The more important factor that renders is that in 2010, Danish lawmakers consciously raised the ceiling to 2 trillion Danish kroner, more than double the then-current debt level (and way above today’s level, too). The very purpose of this action, Danish economist and Peterson Institute for International Economics fellow Jacob Funk Kirkegaard writes, was to make the debt ceiling a non-factor for the purposes of legislating. The Danes raised it high enough that they didn’t need to worry about it for a long, long time.
Under the Danish option, Biden and his Democratic allies in Congress would raise the debt ceiling to a level high enough that they do not need to worry about it for the foreseeable future. The limit, once it’s un-suspended in August, is expected to be around $27 trillion. Congress could set it at $50 trillion or $100 trillion, or, if it wants to be extra safe, some preposterously large number like $1 googol (also known as $10^88 trillion).

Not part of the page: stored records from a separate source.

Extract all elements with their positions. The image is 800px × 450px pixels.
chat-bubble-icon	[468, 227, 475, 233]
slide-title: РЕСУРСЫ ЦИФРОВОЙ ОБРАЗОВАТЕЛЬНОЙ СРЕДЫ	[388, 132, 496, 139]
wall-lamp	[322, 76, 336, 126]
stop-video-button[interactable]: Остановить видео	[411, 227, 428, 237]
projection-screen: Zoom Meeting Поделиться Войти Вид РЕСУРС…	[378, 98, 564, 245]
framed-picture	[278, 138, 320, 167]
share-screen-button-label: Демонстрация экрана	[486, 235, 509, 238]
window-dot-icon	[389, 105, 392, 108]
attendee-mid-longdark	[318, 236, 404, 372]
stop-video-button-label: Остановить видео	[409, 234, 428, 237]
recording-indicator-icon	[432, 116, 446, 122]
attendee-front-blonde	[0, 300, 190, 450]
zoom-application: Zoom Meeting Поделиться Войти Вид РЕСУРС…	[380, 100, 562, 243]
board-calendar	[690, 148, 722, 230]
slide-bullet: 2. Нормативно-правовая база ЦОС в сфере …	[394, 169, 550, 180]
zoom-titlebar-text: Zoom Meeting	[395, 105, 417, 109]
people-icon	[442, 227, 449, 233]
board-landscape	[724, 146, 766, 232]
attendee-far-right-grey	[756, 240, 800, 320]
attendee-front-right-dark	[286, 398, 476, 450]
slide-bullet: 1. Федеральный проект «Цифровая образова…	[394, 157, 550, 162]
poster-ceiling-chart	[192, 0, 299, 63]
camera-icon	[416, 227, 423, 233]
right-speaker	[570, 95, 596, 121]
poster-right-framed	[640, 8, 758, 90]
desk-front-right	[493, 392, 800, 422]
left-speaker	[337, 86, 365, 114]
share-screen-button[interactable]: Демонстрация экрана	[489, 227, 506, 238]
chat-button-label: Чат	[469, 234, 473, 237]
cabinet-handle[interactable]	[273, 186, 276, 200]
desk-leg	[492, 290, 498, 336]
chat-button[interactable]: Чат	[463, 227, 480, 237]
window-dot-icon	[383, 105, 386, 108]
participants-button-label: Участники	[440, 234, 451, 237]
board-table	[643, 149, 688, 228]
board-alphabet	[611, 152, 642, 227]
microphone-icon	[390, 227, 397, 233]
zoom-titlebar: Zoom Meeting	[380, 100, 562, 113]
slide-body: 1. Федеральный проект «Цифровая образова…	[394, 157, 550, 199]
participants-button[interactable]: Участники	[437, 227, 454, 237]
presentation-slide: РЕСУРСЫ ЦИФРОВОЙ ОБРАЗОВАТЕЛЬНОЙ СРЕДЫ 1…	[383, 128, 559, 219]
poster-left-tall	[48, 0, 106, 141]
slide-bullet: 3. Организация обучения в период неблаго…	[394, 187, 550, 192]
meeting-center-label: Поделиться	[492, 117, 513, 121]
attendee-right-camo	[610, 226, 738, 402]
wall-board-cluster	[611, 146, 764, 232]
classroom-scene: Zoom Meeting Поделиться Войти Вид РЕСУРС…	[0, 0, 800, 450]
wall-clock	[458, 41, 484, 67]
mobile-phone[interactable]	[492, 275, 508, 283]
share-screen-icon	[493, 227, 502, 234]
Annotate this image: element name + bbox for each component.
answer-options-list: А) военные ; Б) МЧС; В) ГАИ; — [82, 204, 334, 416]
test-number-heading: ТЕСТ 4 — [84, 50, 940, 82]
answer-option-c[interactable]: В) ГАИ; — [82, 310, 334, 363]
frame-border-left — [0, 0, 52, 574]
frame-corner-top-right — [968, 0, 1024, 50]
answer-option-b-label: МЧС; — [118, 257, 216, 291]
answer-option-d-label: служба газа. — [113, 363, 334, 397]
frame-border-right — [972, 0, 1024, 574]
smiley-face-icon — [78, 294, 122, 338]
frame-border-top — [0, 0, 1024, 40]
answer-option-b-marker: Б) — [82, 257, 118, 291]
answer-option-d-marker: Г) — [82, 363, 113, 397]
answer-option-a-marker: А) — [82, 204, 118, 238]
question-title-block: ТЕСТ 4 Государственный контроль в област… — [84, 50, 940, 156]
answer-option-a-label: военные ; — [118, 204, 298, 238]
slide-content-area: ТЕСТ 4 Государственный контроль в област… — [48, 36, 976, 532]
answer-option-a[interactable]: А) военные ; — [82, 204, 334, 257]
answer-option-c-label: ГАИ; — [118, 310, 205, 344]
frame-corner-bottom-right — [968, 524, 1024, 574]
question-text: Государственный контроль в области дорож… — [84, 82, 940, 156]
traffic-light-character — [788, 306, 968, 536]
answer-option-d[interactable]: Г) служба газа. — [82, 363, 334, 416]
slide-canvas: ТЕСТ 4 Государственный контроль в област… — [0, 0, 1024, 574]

That would effectively eliminate the debt ceiling as a hostage-taking device, at least for a good long while. True, it could also invite misinterpretation: Republicans could claim that Democrats voted to allow tens of trillions of dollars in new debt, which, while technically true, would be wildly misleading.
Sarah Binder, a professor of political science at George Washington University and expert on congressional procedure, notes that reconciliation has only been used four times to raise the debt limit (in 1989, 1990, 1993, and 1997). “My sense is that increased political heat over the debt limit has made reconciliation a less politically viable tool for raising the limit,” she writes in an email. “Not entirely sure why that is, except neither party typically wants to own the increase.”
But Democrats should not let that risk prevent them from disabling the ticking time bomb of the debt limit. There’s a real chance that Republicans will capture one or both houses of Congress in 2022. If they do, the odds of a debt ceiling standoff akin to the one that President Obama faced in 2011 will go way, way up.
America can’t afford to take that risk again. That’s why Jason Furman (who served as Obama’s chief economist) and Rohit Kumar, former domestic policy director for Senate Republican leader Mitch McConnell, united in 2017 to urge that the debt ceiling be abolished. Kumar and Furman were on opposite sides of the 2011 negotiations but agreed that a crisis like that could not be allowed to repeat itself. Senate Democrats have the power to eliminate the odds of another such crisis. They should use it.